In the garb of streamlining green clearances, the Union government has sidelined communities and diluted environmental regulations over the past four years
WHEN THE National Democratic Alliance (NDA) came to power in May 2014, riding on a public sentiment for change, we, as researchers on environmental governance, nurtured a fear: the overtly business friendly government would dilute environmental norms.
The previous government, the United Progressive Alliance (UPA) in its first term, had brought in legislations, such as the Environmental Impact Assessment Notification (2006), to tighten environmental impact assessment process, and introduced rights-based legislations, such as the Scheduled Tribes and Other Traditional Forest Dwellers (Recognition of Forest Rights) Act (FRA), 2006, and the Right to Fair Compensation and Transparency in Land Acquisition, Rehabilitation and Resettlement Act, 2013, empowering gram sabhas (village councils) to give consent for development projects that involved forest diversion and land acquisitions. But in its second term (2009-14), UPA started diluting these legislations. The fear was that NDA would continue with the same approach. It has come true.

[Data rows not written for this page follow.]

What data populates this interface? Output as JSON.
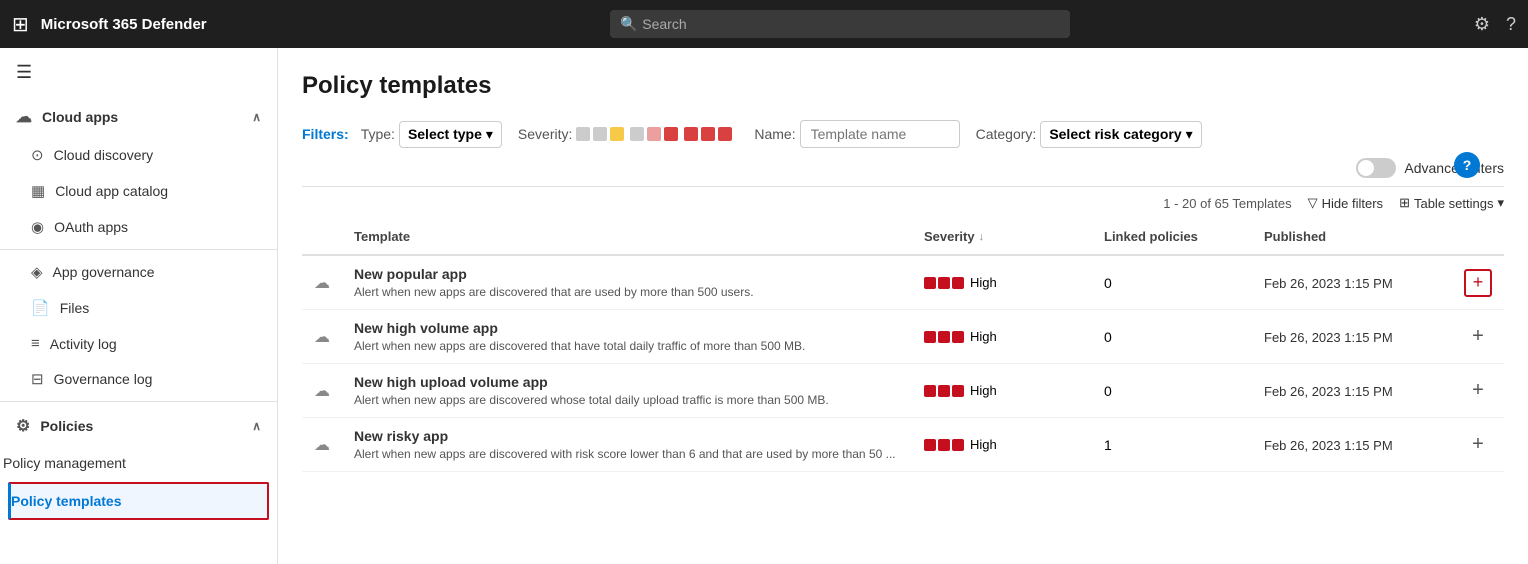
{
  "app": {
    "title": "Microsoft 365 Defender",
    "search_placeholder": "Search"
  },
  "sidebar": {
    "hamburger": "☰",
    "groups": [
      {
        "id": "cloud-apps",
        "label": "Cloud apps",
        "icon": "☁",
        "expanded": true,
        "items": [
          {
            "id": "cloud-discovery",
            "label": "Cloud discovery",
            "icon": "🔍"
          },
          {
            "id": "cloud-app-catalog",
            "label": "Cloud app catalog",
            "icon": "📋"
          },
          {
            "id": "oauth-apps",
            "label": "OAuth apps",
            "icon": "👤"
          }
        ]
      }
    ],
    "standalone_items": [
      {
        "id": "app-governance",
        "label": "App governance",
        "icon": "🛡"
      },
      {
        "id": "files",
        "label": "Files",
        "icon": "📄"
      },
      {
        "id": "activity-log",
        "label": "Activity log",
        "icon": "📝"
      },
      {
        "id": "governance-log",
        "label": "Governance log",
        "icon": "📊"
      }
    ],
    "policies_group": {
      "label": "Policies",
      "icon": "⚙",
      "expanded": true,
      "items": [
        {
          "id": "policy-management",
          "label": "Policy management"
        },
        {
          "id": "policy-templates",
          "label": "Policy templates",
          "active": true
        }
      ]
    }
  },
  "page": {
    "title": "Policy templates",
    "help_label": "?"
  },
  "filters": {
    "label": "Filters:",
    "type_label": "Type:",
    "type_value": "Select type",
    "severity_label": "Severity:",
    "name_label": "Name:",
    "name_placeholder": "Template name",
    "category_label": "Category:",
    "category_value": "Select risk category",
    "advanced_label": "Advanced filters"
  },
  "table": {
    "count_text": "1 - 20 of 65 Templates",
    "hide_filters": "Hide filters",
    "table_settings": "Table settings",
    "columns": [
      {
        "id": "template",
        "label": "Template"
      },
      {
        "id": "severity",
        "label": "Severity",
        "sortable": true
      },
      {
        "id": "linked",
        "label": "Linked policies"
      },
      {
        "id": "published",
        "label": "Published"
      }
    ],
    "rows": [
      {
        "id": 1,
        "name": "New popular app",
        "description": "Alert when new apps are discovered that are used by more than 500 users.",
        "severity": "High",
        "severity_level": 3,
        "linked": "0",
        "published": "Feb 26, 2023 1:15 PM",
        "add_highlighted": true
      },
      {
        "id": 2,
        "name": "New high volume app",
        "description": "Alert when new apps are discovered that have total daily traffic of more than 500 MB.",
        "severity": "High",
        "severity_level": 3,
        "linked": "0",
        "published": "Feb 26, 2023 1:15 PM",
        "add_highlighted": false
      },
      {
        "id": 3,
        "name": "New high upload volume app",
        "description": "Alert when new apps are discovered whose total daily upload traffic is more than 500 MB.",
        "severity": "High",
        "severity_level": 3,
        "linked": "0",
        "published": "Feb 26, 2023 1:15 PM",
        "add_highlighted": false
      },
      {
        "id": 4,
        "name": "New risky app",
        "description": "Alert when new apps are discovered with risk score lower than 6 and that are used by more than 50 ...",
        "severity": "High",
        "severity_level": 3,
        "linked": "1",
        "published": "Feb 26, 2023 1:15 PM",
        "add_highlighted": false
      }
    ]
  }
}
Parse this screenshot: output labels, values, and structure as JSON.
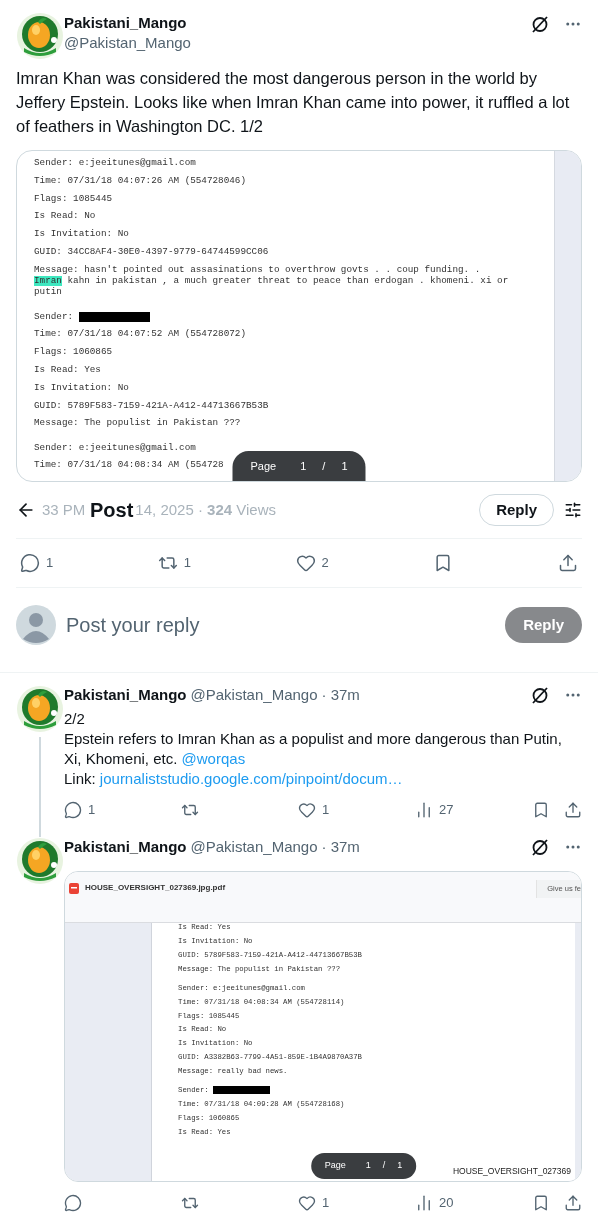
{
  "main_post": {
    "author": {
      "name": "Pakistani_Mango",
      "handle": "@Pakistan_Mango"
    },
    "text": "Imran Khan was considered the most dangerous person in the world by Jeffery Epstein. Looks like when Imran Khan came into power, it ruffled a lot of feathers in Washington DC. 1/2",
    "document": {
      "blocks": [
        [
          {
            "text": "Sender: e:jeeitunes@gmail.com"
          },
          {
            "text": "Time: 07/31/18 04:07:26 AM (554728046)"
          },
          {
            "text": "Flags: 1085445"
          },
          {
            "text": "Is Read: No"
          },
          {
            "text": "Is Invitation: No"
          },
          {
            "text": "GUID: 34CC8AF4-30E0-4397-9779-64744599CC06"
          },
          {
            "text": "Message: hasn't pointed out assasinations to overthrow govts . . coup funding. .",
            "wrapped": [
              {
                "highlight": "Imran",
                "text": " kahn in pakistan , a much greater threat to peace than erdogan . khomeni. xi or"
              },
              {
                "text": "putin"
              }
            ]
          }
        ],
        [
          {
            "text": "Sender: ",
            "redacted": true
          },
          {
            "text": "Time: 07/31/18 04:07:52 AM (554728072)"
          },
          {
            "text": "Flags: 1060865"
          },
          {
            "text": "Is Read: Yes"
          },
          {
            "text": "Is Invitation: No"
          },
          {
            "text": "GUID: 5789F583-7159-421A-A412-44713667B53B"
          },
          {
            "text": "Message: The populist in Pakistan ???"
          }
        ],
        [
          {
            "text": "Sender: e:jeeitunes@gmail.com"
          },
          {
            "text": "Time: 07/31/18 04:08:34 AM (554728"
          }
        ]
      ],
      "page_indicator": {
        "label": "Page",
        "current": "1",
        "separator": "/",
        "total": "1"
      }
    },
    "meta": {
      "time": "33 PM",
      "date": "14, 2025 · ",
      "views_count": "324",
      "views_label": " Views"
    },
    "stats": {
      "replies": "1",
      "reposts": "1",
      "likes": "2"
    }
  },
  "top_bar": {
    "title": "Post",
    "reply_button": "Reply"
  },
  "reply_box": {
    "placeholder": "Post your reply",
    "button": {
      "label": "Reply",
      "disabled": true
    }
  },
  "thread": [
    {
      "author": {
        "name": "Pakistani_Mango",
        "handle": "@Pakistan_Mango"
      },
      "time": "· 37m",
      "paragraphs": [
        {
          "text": "2/2"
        },
        {
          "text": "Epstein refers to Imran Khan as a populist and more dangerous than Putin, Xi, Khomeni, etc. ",
          "mention": "@worqas"
        },
        {
          "text": "Link: ",
          "link": "journaliststudio.google.com/pinpoint/docum…"
        }
      ],
      "stats": {
        "replies": "1",
        "likes": "1",
        "views": "27"
      }
    },
    {
      "author": {
        "name": "Pakistani_Mango",
        "handle": "@Pakistan_Mango"
      },
      "time": "· 37m",
      "document": {
        "filename": "HOUSE_OVERSIGHT_027369.jpg.pdf",
        "feedback_button": "Give us fe",
        "footer": "HOUSE_OVERSIGHT_027369",
        "blocks": [
          [
            {
              "text": "Is Read: Yes"
            },
            {
              "text": "Is Invitation: No"
            },
            {
              "text": "GUID: 5789F583-7159-421A-A412-44713667B53B"
            },
            {
              "text": "Message: The populist in Pakistan ???"
            }
          ],
          [
            {
              "text": "Sender: e:jeeitunes@gmail.com"
            },
            {
              "text": "Time: 07/31/18 04:08:34 AM (554728114)"
            },
            {
              "text": "Flags: 1085445"
            },
            {
              "text": "Is Read: No"
            },
            {
              "text": "Is Invitation: No"
            },
            {
              "text": "GUID: A3382B63-7799-4A51-859E-1B4A9870A37B"
            },
            {
              "text": "Message: really bad news."
            }
          ],
          [
            {
              "text": "Sender: ",
              "redacted": true
            },
            {
              "text": "Time: 07/31/18 04:09:28 AM (554728168)"
            },
            {
              "text": "Flags: 1060865"
            },
            {
              "text": "Is Read: Yes"
            }
          ]
        ],
        "page_indicator": {
          "label": "Page",
          "current": "1",
          "separator": "/",
          "total": "1"
        }
      },
      "stats": {
        "likes": "1",
        "views": "20"
      }
    }
  ]
}
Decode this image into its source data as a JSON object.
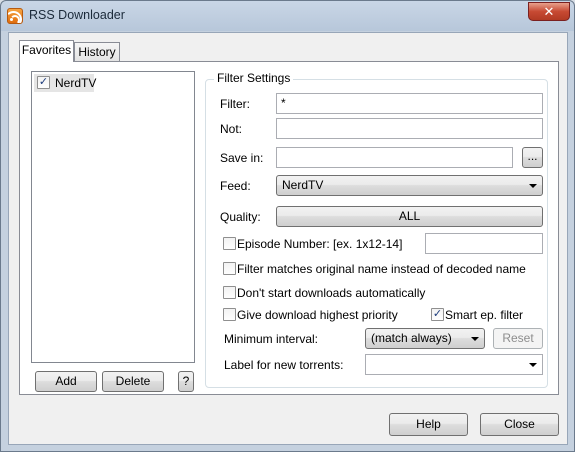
{
  "window": {
    "title": "RSS Downloader",
    "close_glyph": "✕",
    "app_icon": "rss-feed-icon"
  },
  "tabs": [
    {
      "label": "Favorites",
      "selected": true
    },
    {
      "label": "History",
      "selected": false
    }
  ],
  "favorites": {
    "items": [
      {
        "label": "NerdTV",
        "checked": true
      }
    ],
    "add_label": "Add",
    "delete_label": "Delete",
    "help_label": "?"
  },
  "filter_settings": {
    "title": "Filter Settings",
    "filter": {
      "label": "Filter:",
      "value": "*"
    },
    "not": {
      "label": "Not:",
      "value": ""
    },
    "save_in": {
      "label": "Save in:",
      "value": "",
      "browse_label": "..."
    },
    "feed": {
      "label": "Feed:",
      "value": "NerdTV"
    },
    "quality": {
      "label": "Quality:",
      "value": "ALL"
    },
    "episode_number": {
      "label": "Episode Number: [ex. 1x12-14]",
      "checked": false,
      "value": ""
    },
    "match_original": {
      "label": "Filter matches original name instead of decoded name",
      "checked": false
    },
    "dont_start": {
      "label": "Don't start downloads automatically",
      "checked": false
    },
    "highest_priority": {
      "label": "Give download highest priority",
      "checked": false
    },
    "smart_ep": {
      "label": "Smart ep. filter",
      "checked": true
    },
    "minimum_interval": {
      "label": "Minimum interval:",
      "value": "(match always)",
      "reset_label": "Reset"
    },
    "label_for_new": {
      "label": "Label for new torrents:",
      "value": ""
    }
  },
  "footer": {
    "help_label": "Help",
    "close_label": "Close"
  },
  "colors": {
    "title_bar": "#b7c7da",
    "close_button": "#c74a33",
    "panel": "#ffffff",
    "dialog": "#f0f0f0"
  }
}
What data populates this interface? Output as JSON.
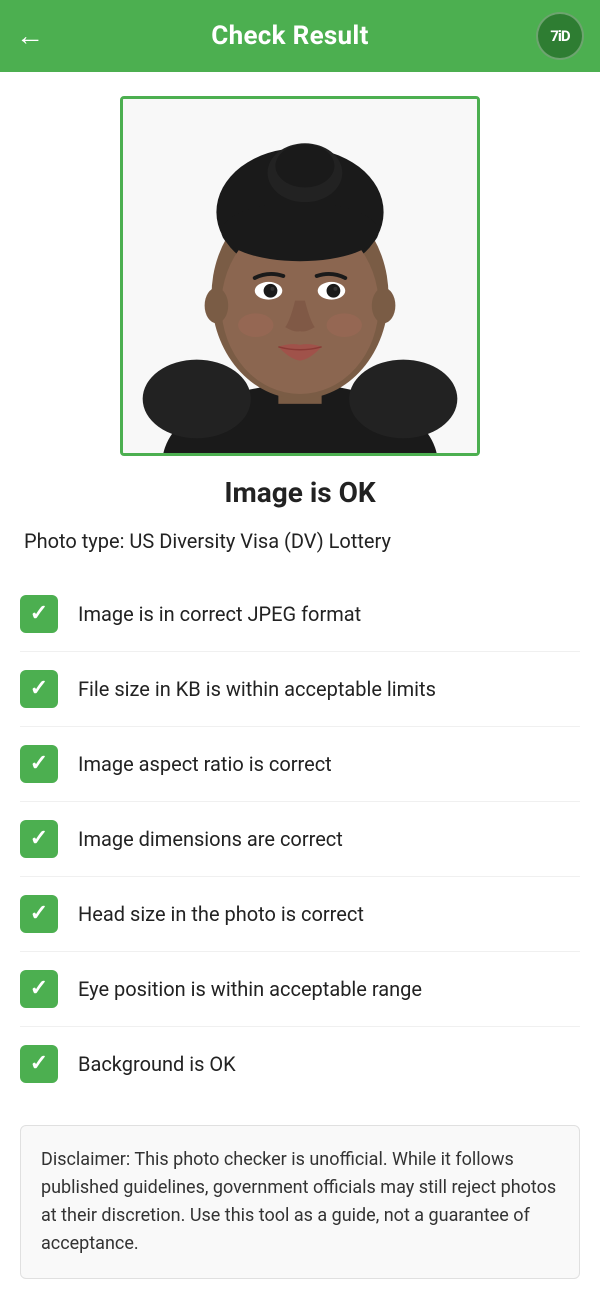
{
  "header": {
    "back_icon": "←",
    "title": "Check Result",
    "logo_text": "7iD"
  },
  "photo": {
    "alt": "Passport photo of a woman"
  },
  "status": {
    "text": "Image is OK"
  },
  "photo_type": {
    "label": "Photo type: US Diversity Visa (DV) Lottery"
  },
  "checks": [
    {
      "label": "Image is in correct JPEG format"
    },
    {
      "label": "File size in KB is within acceptable limits"
    },
    {
      "label": "Image aspect ratio is correct"
    },
    {
      "label": "Image dimensions are correct"
    },
    {
      "label": "Head size in the photo is correct"
    },
    {
      "label": "Eye position is within acceptable range"
    },
    {
      "label": "Background is OK"
    }
  ],
  "disclaimer": {
    "text": "Disclaimer: This photo checker is unofficial. While it follows published guidelines, government officials may still reject photos at their discretion. Use this tool as a guide, not a guarantee of acceptance."
  }
}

Just four months after it came to power, NDA set up a High Level Committee on Forest and Environment Related Laws, headed by former cabinet secretary TSR Subramanian, to propose reforms to India’s complex and much-maligned environmental clearance (ec) and forest diversion processes, and other environmental laws. However, no such overhaul happened. The Parliamentary Standing Committee on Science and Technology rejected the Subramanian committee’s patchy recommeNDAtions in July 2015.
In the past four years the Union government has given EC to 1,098 projects in the major development sectors and about 124,788 hectares (ha) of forestland diversion has been agreed upon to give way to 6,060 projects in various development sectors. The forestland diverted is over 80 percent of the area of Delhi.